O Pacto Nacional pela Primeira Infância tem como objetivo, mediante cooperação técnica e operacional, o aprimoramento da infraestrutura necessária à proteção do interesse da criança e a prevenção da improbidade administrativa dos servidores públicos e demais atores da rede de proteção à primeira infância, que têm o dever de aplicar a legislação das garantias dos direitos difusos e coletivos previstos no artigo 227 da Constituição Federal, no Estatuto da Criança e do Adolescente (ECA) e no Marco Legal da Primeira Infância.

Com a adesão de mais 84 instituições do Nordeste, o Pacto Nacional pela Primeira Infância reúne agora 180 entidades.

Seminário

O Seminário foi uma ação do Projeto “Justiça começa na Infância: fortalecendo a atuação do sistema de justiça na promoção de direitos para o desenvolvimento humano integral” e teve como intuito fomentar o diálogo entre as pessoas e organizações responsáveis pela atenção à primeira infância nos estados da Região Nordeste, para conhecer a realidade local e sensibilizar operadores e operadoras do Direito, equipes técnicas e demais profissionais da rede de atenção à primeira infância sobre sua importância.

A abertura foi feita pelo Presidente do Supremo Tribunal Federal (STF) e do Conselho Nacional de Justiça, Ministro Luiz Fux. “As ciências e as boas práticas demonstram que oferecer condições favoráveis ao desenvolvimento infantil, além de representar a garantia dos direitos fundamentais de todas as crianças, também representa o melhor investimento que uma nação pode fazer para seu próprio desenvolvimento sustentável. É a melhor estratégia para a edificação de uma sociedade forte, próspera e saudável”, afirmou o Ministro.

O encontro virtual contou com exposição oral e debate entre moderadores e palestrantes. Também foram realizados 10 workshops temáticos.

Paternidade Responsável

No Seminário, a Promotora de Justiça da 8ª Promotoria dos Direitos do Cidadão especializada na tutela coletiva dos Direitos da Criança e do Adolescente do MPSE, Maria Lilian Mendes Carvalho, apresentou o Projeto Paternidade Responsável no Workshop 1 “Sub-registro de nascimento, identificação civil e desaparecimento de crianças”.
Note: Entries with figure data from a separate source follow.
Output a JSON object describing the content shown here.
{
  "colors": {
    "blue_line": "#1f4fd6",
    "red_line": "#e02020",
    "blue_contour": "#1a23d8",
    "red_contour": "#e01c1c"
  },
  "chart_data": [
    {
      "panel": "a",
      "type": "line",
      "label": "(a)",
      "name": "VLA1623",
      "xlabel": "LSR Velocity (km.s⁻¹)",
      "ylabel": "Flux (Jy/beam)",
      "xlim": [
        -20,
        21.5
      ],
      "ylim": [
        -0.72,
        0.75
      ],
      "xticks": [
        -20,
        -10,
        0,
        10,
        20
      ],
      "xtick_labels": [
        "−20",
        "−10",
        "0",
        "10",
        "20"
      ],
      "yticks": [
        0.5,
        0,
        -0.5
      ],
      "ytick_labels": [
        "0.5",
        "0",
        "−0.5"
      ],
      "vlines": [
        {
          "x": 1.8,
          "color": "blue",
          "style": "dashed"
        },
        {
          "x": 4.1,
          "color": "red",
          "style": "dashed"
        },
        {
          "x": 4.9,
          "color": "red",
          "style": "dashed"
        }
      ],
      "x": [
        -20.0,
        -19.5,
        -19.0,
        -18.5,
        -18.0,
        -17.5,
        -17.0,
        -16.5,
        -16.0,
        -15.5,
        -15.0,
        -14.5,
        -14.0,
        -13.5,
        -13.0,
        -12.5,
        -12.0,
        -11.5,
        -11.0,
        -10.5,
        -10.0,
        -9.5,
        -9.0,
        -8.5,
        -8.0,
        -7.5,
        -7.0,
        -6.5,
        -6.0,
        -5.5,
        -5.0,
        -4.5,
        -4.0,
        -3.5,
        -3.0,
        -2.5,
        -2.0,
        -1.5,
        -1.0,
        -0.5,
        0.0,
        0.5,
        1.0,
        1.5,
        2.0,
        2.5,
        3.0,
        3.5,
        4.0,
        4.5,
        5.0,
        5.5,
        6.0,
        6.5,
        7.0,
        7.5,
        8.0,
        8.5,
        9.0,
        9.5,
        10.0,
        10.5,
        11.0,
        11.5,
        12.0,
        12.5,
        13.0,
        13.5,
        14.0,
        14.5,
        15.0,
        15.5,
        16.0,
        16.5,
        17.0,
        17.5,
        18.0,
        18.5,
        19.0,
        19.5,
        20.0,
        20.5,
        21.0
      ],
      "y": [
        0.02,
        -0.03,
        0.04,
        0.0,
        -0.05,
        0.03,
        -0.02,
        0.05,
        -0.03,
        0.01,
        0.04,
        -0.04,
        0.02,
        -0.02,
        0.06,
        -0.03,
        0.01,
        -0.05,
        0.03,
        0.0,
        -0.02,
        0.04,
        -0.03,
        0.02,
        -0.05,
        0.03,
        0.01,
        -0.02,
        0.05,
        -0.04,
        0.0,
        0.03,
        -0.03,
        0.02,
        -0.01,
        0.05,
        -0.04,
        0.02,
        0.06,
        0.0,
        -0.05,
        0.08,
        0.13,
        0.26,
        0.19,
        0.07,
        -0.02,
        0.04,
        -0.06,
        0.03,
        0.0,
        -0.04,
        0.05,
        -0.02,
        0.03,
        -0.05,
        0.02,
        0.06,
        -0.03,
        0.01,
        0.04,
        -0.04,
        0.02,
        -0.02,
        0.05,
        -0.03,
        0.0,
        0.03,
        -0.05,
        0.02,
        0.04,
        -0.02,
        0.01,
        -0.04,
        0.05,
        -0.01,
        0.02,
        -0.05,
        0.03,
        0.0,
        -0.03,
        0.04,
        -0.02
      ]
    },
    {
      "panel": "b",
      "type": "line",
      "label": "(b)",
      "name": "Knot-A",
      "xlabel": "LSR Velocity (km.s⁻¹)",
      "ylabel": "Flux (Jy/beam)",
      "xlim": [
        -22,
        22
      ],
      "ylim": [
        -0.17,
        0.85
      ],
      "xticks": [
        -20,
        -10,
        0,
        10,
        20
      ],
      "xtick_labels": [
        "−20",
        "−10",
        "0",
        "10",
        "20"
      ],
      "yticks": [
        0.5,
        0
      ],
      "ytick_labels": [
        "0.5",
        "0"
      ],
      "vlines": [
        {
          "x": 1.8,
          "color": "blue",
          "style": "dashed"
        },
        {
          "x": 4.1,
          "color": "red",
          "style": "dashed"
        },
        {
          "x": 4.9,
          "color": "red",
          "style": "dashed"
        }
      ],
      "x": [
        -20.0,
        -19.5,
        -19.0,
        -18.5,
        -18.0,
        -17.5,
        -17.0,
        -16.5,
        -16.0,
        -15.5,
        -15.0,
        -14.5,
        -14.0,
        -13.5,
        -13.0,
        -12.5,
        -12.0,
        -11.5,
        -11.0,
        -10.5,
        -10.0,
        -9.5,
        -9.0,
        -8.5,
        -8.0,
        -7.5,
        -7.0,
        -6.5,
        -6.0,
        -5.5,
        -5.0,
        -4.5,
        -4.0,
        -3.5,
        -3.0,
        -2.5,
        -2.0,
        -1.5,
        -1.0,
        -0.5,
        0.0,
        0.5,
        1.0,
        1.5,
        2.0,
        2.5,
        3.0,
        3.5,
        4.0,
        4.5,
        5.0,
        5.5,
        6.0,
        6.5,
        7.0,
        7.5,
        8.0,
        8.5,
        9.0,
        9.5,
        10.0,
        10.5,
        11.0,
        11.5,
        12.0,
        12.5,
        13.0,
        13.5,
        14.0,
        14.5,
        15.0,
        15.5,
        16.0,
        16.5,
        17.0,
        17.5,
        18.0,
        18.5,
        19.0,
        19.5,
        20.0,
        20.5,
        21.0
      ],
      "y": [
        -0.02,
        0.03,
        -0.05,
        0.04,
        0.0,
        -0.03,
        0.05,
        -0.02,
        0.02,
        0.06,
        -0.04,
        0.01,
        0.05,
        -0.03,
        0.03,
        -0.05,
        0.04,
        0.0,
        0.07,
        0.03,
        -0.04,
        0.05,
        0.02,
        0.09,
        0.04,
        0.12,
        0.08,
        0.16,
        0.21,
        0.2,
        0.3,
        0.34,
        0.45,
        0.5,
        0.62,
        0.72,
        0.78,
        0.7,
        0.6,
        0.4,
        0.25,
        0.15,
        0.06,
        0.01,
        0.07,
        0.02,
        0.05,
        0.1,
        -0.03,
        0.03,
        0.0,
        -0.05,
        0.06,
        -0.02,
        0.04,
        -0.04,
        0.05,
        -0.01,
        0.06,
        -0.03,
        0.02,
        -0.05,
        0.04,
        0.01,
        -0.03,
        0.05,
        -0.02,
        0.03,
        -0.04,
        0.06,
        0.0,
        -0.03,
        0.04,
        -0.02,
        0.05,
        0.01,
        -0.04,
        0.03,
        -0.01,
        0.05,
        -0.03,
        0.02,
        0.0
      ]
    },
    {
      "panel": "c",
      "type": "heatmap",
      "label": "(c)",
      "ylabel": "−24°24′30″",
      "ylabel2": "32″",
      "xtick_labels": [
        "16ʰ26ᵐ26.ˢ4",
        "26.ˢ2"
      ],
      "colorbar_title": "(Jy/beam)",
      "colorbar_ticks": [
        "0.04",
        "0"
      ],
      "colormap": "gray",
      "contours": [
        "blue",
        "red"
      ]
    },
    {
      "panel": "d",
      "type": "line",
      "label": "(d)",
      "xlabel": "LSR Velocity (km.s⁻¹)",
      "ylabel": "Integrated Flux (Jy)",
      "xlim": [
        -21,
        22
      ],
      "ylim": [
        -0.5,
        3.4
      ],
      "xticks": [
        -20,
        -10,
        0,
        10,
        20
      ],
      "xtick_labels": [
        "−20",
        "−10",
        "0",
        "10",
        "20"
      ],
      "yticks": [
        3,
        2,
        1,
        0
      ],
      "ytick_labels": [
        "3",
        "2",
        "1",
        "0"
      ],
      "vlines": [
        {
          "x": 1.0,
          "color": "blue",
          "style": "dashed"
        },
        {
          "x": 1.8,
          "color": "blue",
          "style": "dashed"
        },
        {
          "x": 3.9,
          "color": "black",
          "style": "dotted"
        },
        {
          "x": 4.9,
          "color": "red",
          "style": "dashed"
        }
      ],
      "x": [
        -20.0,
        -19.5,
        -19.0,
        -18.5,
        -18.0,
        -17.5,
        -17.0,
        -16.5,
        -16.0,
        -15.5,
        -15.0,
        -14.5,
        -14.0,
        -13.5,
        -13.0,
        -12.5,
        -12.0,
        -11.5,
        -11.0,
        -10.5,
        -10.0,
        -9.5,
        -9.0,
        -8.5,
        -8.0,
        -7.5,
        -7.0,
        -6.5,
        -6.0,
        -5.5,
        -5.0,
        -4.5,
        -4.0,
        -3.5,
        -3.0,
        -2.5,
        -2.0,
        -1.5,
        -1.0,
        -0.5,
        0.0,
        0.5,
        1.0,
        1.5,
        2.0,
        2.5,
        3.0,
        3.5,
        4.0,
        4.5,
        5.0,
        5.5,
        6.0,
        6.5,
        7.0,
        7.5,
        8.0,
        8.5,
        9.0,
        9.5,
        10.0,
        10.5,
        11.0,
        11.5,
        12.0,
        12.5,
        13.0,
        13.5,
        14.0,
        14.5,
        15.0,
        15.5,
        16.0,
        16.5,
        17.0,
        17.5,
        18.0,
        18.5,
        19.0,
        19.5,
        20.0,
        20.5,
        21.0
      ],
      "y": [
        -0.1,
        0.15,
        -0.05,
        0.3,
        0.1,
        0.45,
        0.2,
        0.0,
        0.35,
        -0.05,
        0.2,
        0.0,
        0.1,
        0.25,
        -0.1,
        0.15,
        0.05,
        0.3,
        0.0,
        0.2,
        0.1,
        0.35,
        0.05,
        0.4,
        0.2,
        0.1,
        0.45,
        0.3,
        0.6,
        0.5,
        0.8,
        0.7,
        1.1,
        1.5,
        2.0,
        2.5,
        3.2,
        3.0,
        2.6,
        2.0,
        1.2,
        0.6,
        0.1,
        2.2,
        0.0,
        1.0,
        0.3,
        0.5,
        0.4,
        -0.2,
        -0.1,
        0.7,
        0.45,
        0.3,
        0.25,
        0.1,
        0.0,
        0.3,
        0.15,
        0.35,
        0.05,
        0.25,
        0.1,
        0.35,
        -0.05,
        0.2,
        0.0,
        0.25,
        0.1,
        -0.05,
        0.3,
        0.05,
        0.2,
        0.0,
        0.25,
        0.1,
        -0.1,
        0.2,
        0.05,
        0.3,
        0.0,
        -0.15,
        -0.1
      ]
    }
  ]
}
Implementado no ano de 2004, o Projeto Paternidade Responsável tem objetivo de atender o que preconiza a Constituição Federal no artigo 227, §6º, assegurar à criança e ao adolescente o direito ao reconhecimento paterno no Registro Civil, promovendo a dignidade das pessoas em desenvolvimento, bem como restaurando laços familiares e afetivos. O Projeto oferta às partes interessadas, a realização do exame de DNA gratuitamente, seguido do acordo de alimentos e do regime de convivência do genitor com seu (sua) filho (a), em todo o Estado de Sergipe.

O fluxo de operacionalização do sistema conta com a colaboração dos Cartórios de Registro Civil do Estado, os quais encaminham comunicação à Promotoria de Justiça com atribuição na comarca respectiva, sempre que uma criança é registrada apenas em nome da genitora; Conselhos Tutelares que direcionam à Promotoria de Justiça casos de crianças e adolescentes atendidos na circunscrição de sua atuação, que não tem o nome do pai na Certidão de Nascimento. O Paternidade Responsável também pode ser acionado por qualquer pessoa integrante da sociedade civil que esteja precisando regularizar a situação da paternidade no Registro Civil de seu (ua) filho (a).

O Projeto é resultado da parceria com a Secretaria de Estado da Inclusão e Assistência Social (SEIAS). Além disso, também conta com o apoio do Ministério Público do Trabalho da 20ª Região e a Secretaria de Estado da Educação – Seduc através do Programa Busca Ativa Escolar. Em 2019, a Coordenadoria Permanente de Autocomposição e Paz – Coapaz do MPSE iniciou parceria na execução do Projeto, no intuito de humanizar as relações entre os genitores e estimular os laços emocionais entre o pai e filhos (criança ou adolescente), respeitando a voluntariedade, priorizando o protagonismo dos envolvidos e trabalhando com a metodologia da mediação de conflitos.